2. Inspect the columns `MANUFACTURER`, `MODEL`, `AIRCRAFT_STATUS`, and `OPERATING_STATUS`.  Decide, for each column, if transformation or standardization of data are required.  Give your reasoning and code if you decide to transform the data.  

    **Hints:**
    - For very messy data like manufacturer/model names, give your best attempt.
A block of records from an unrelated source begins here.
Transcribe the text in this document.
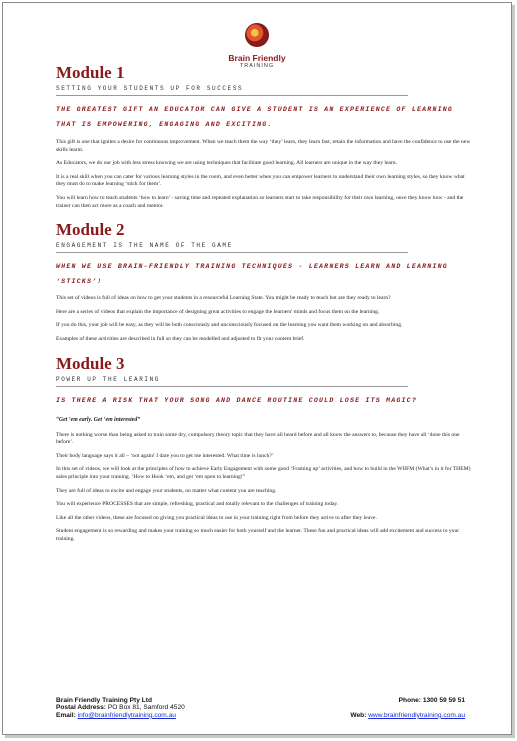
Brain Friendly
TRAINING
Module 1
SETTING YOUR STUDENTS UP FOR SUCCESS
THE GREATEST GIFT AN EDUCATOR CAN GIVE A STUDENT IS AN EXPERIENCE OF LEARNING THAT IS EMPOWERING, ENGAGING AND EXCITING.

This gift is one that ignites a desire for continuous improvement. When we teach them the way ‘they’ learn, they learn fast, retain the information and have the confidence to use the new skills learnt.

As Educators, we do our job with less stress knowing we are using techniques that facilitate good learning. All learners are unique in the way they learn.

It is a real skill when you can cater for various learning styles in the room, and even better when you can empower learners to understand their own learning styles, so they know what they must do to make learning ‘stick for them’.

You will learn how to teach students ‘how to learn’ - saving time and repeated explanation so learners start to take responsibility for their own learning, once they know how - and the trainer can then act more as a coach and mentor.

Module 2
ENGAGEMENT IS THE NAME OF THE GAME
WHEN WE USE BRAIN-FRIENDLY TRAINING TECHNIQUES - LEARNERS LEARN AND LEARNING ‘STICKS’!

This set of videos is full of ideas on how to get your students in a resourceful Learning State. You might be ready to teach but are they ready to learn?

Here are a series of videos that explain the importance of designing great activities to engage the learners' minds and focus them on the learning.

If you do this, your job will be easy, as they will be both consciously and unconsciously focused on the learning you want them working on and absorbing.

Examples of these activities are described in full so they can be modelled and adjusted to fit your content brief.

Module 3
POWER UP THE LEARING
IS THERE A RISK THAT YOUR SONG AND DANCE ROUTINE COULD LOSE ITS MAGIC?
“Get ‘em early. Get ‘em interested”

There is nothing worse than being asked to train some dry, compulsory theory topic that they have all heard before and all know the answers to, because they have all ‘done this one before’.

Their body language says it all – ‘not again! I dare you to get me interested. What time is lunch?’

In this set of videos, we will look at the principles of how to achieve Early Engagement with some good ‘Framing up’ activities, and how to build in the WIIFM (What’s in it for THEM) sales principle into your training. ‘How to Hook ‘em, and get ‘em open to learning!”

They are full of ideas to excite and engage your students, no matter what content you are teaching.

You will experience PROCESSES that are simple, refreshing, practical and totally relevant to the challenges of training today.

Like all the other videos, these are focused on giving you practical ideas to use in your training right from before they arrive to after they leave.

Student engagement is so rewarding and makes your training so much easier for both yourself and the learner. These fun and practical ideas will add excitement and success to your training.

Brain Friendly Training Pty Ltd	Phone: 1300 59 59 51
Postal Address: PO Box 81, Samford 4520
Email: info@brainfriendlytraining.com.au	Web: www.brainfriendlytraining.com.au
It is okay to not catch them all.
    - Use `value_counts()` to identify "big wins".
    - Break down into multiple steps, instead of having one line of code to do them all.

3. Remove data rows that still have missing values.  Report the amount of remaining data you obtained.
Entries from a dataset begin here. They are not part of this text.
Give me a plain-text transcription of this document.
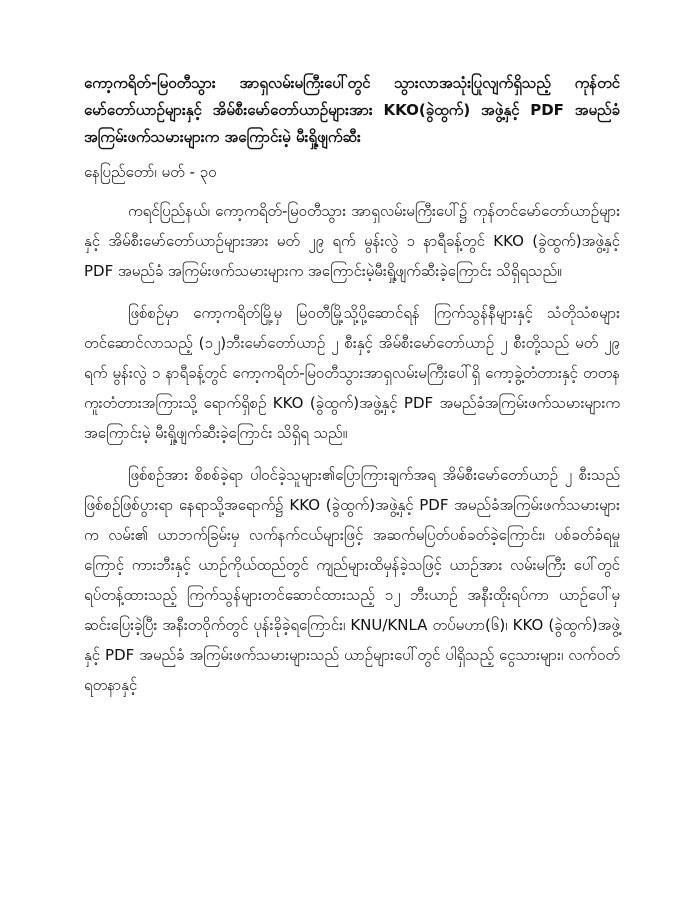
ကော့ကရိတ်-မြဝတီသွား အာရှလမ်းမကြီးပေါ်တွင် သွားလာအသုံးပြုလျက်ရှိသည့် ကုန်တင်မော်တော်ယာဉ်များနှင့် အိမ်စီးမော်တော်ယာဉ်များအား KKO(ခွဲထွက်) အဖွဲ့နှင့် PDF အမည်ခံအကြမ်းဖက်သမားများက အကြောင်းမဲ့ မီးရှို့ဖျက်ဆီး
နေပြည်တော်၊ မတ် - ၃၀
ကရင်ပြည်နယ်၊ ကော့ကရိတ်-မြဝတီသွား အာရှလမ်းမကြီးပေါ်၌ ကုန်တင်မော်တော်ယာဉ်များနှင့် အိမ်စီးမော်တော်ယာဉ်များအား မတ် ၂၉ ရက် မွန်းလွဲ ၁ နာရီခန့်တွင် KKO (ခွဲထွက်)အဖွဲ့နှင့် PDF အမည်ခံ အကြမ်းဖက်သမားများက အကြောင်းမဲ့မီးရှို့ဖျက်ဆီးခဲ့ကြောင်း သိရှိရသည်။
ဖြစ်စဉ်မှာ ကော့ကရိတ်မြို့မှ မြဝတီမြို့သို့ပို့ဆောင်ရန် ကြက်သွန်နီများနှင့် သံတိုသံစများတင်ဆောင်လာသည့် (၁၂)ဘီးမော်တော်ယာဉ် ၂ စီးနှင့် အိမ်စီးမော်တော်ယာဉ် ၂ စီးတို့သည် မတ် ၂၉ ရက် မွန်းလွဲ ၁ နာရီခန့်တွင် ကော့ကရိတ်-မြဝတီသွားအာရှလမ်းမကြီးပေါ်ရှိ ကော့ခွဲ့တံတားနှင့် တတနကူးတံတားအကြားသို့ ရောက်ရှိစဉ် KKO (ခွဲထွက်)အဖွဲ့နှင့် PDF အမည်ခံအကြမ်းဖက်သမားများက အကြောင်းမဲ့ မီးရှို့ဖျက်ဆီးခဲ့ကြောင်း သိရှိရ သည်။
ဖြစ်စဉ်အား စိစစ်ခဲ့ရာ ပါဝင်ခဲ့သူများ၏ပြောကြားချက်အရ အိမ်စီးမော်တော်ယာဉ် ၂ စီးသည် ဖြစ်စဉ်ဖြစ်ပွားရာ နေရာသို့အရောက်၌ KKO (ခွဲထွက်)အဖွဲ့နှင့် PDF အမည်ခံအကြမ်းဖက်သမားများက လမ်း၏ ယာဘက်ခြမ်းမှ လက်နက်ငယ်များဖြင့် အဆက်မပြတ်ပစ်ခတ်ခဲ့ကြောင်း၊ ပစ်ခတ်ခံရမှုကြောင့် ကားဘီးနှင့် ယာဉ်ကိုယ်ထည်တွင် ကျည်များထိမှန်ခဲ့သဖြင့် ယာဉ်အား လမ်းမကြီး ပေါ်တွင် ရပ်တန့်ထားသည့် ကြက်သွန်များတင်ဆောင်ထားသည့် ၁၂ ဘီးယာဉ် အနီးထိုးရပ်ကာ ယာဉ်ပေါ်မှ ဆင်းပြေးခဲ့ပြီး အနီးတဝိုက်တွင် ပုန်းခိုခဲ့ရကြောင်း၊ KNU/KNLA တပ်မဟာ(၆)၊ KKO (ခွဲထွက်)အဖွဲ့နှင့် PDF အမည်ခံ အကြမ်းဖက်သမားများသည် ယာဉ်များပေါ်တွင် ပါရှိသည့် ငွေသားများ၊ လက်ဝတ်ရတနာနှင့်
4. Transformation and derivative variables
   - For the columns `NUMBER_OF_SEATS` and `CAPACITY_IN_POUNDS`, check the skewness in the variable and plot a histogram for each variable.
   - The Box-Cox transformation (`scipy.stats.boxcox`) is one possible way to transform variables into a "more-normal-like" variable.  Apply the Box-Cox transformation for these two columns and save them as new columns, i.e. `XXXXXXXXX_BOXCOX`.
   - Plot a histogram for each transformed variable.
   - Describe what you observe before and after transformation.

5. Feature engineering
    - Create a new column `SIZE` by the quartiles of `NUMBER_OF_SEATS`
        - below 25% percentile: `SMALL`
        - 25% - 50% percentile: `MEDIUM`
        - 50% - 75% percentile: `LARGE`
        - above 75% percentile: `XLARGE`
    - For each size group, provide and plot the proportions of aircrafts that are operating versus not (`OPERATING_STATUS`). 
    - For each size group, provide and plot the proportions of aircrafts belonging to each aircraft status group (`AIRCRAFT_STATUS`).
    - Provide a written summary of your findings.

### Dataset
You may read in the dataset with the following code.  Otherwise, you can find the [dataset](https://github.com/mosesyhc/de300-2026wi/raw/refs/heads/main/datasets/T_F41SCHEDULE_B43.zip) available in the `dataset` directory.  *Note* that `pandas.read_csv()` is capable of reading a zipped .csv file and no unzipping is required.

In [11]:
import pandas as pd
inventory = pd.read_csv('dataset/T_F41SCHEDULE_B43.zip')

In [None]:
inventory.info()

# Submission guidelines
Your submission should be contained in a `homework_1` folder of your Github repository, and it should include 
- a `readme.md` file including how to run the code and what your expected outputs are (if the code is run), 
- your source code, and
- a `.pdf` or `.html` file containing your written answers.

# Generative AI disclosure

*Syllabus* policy: 

Required disclosure: each submission must include an AI Usage note stating: (1) tool(s) used, (2) the key prompt(s), and (3) what you changed and how you verified the results. If none, write: “AI Usage: None.”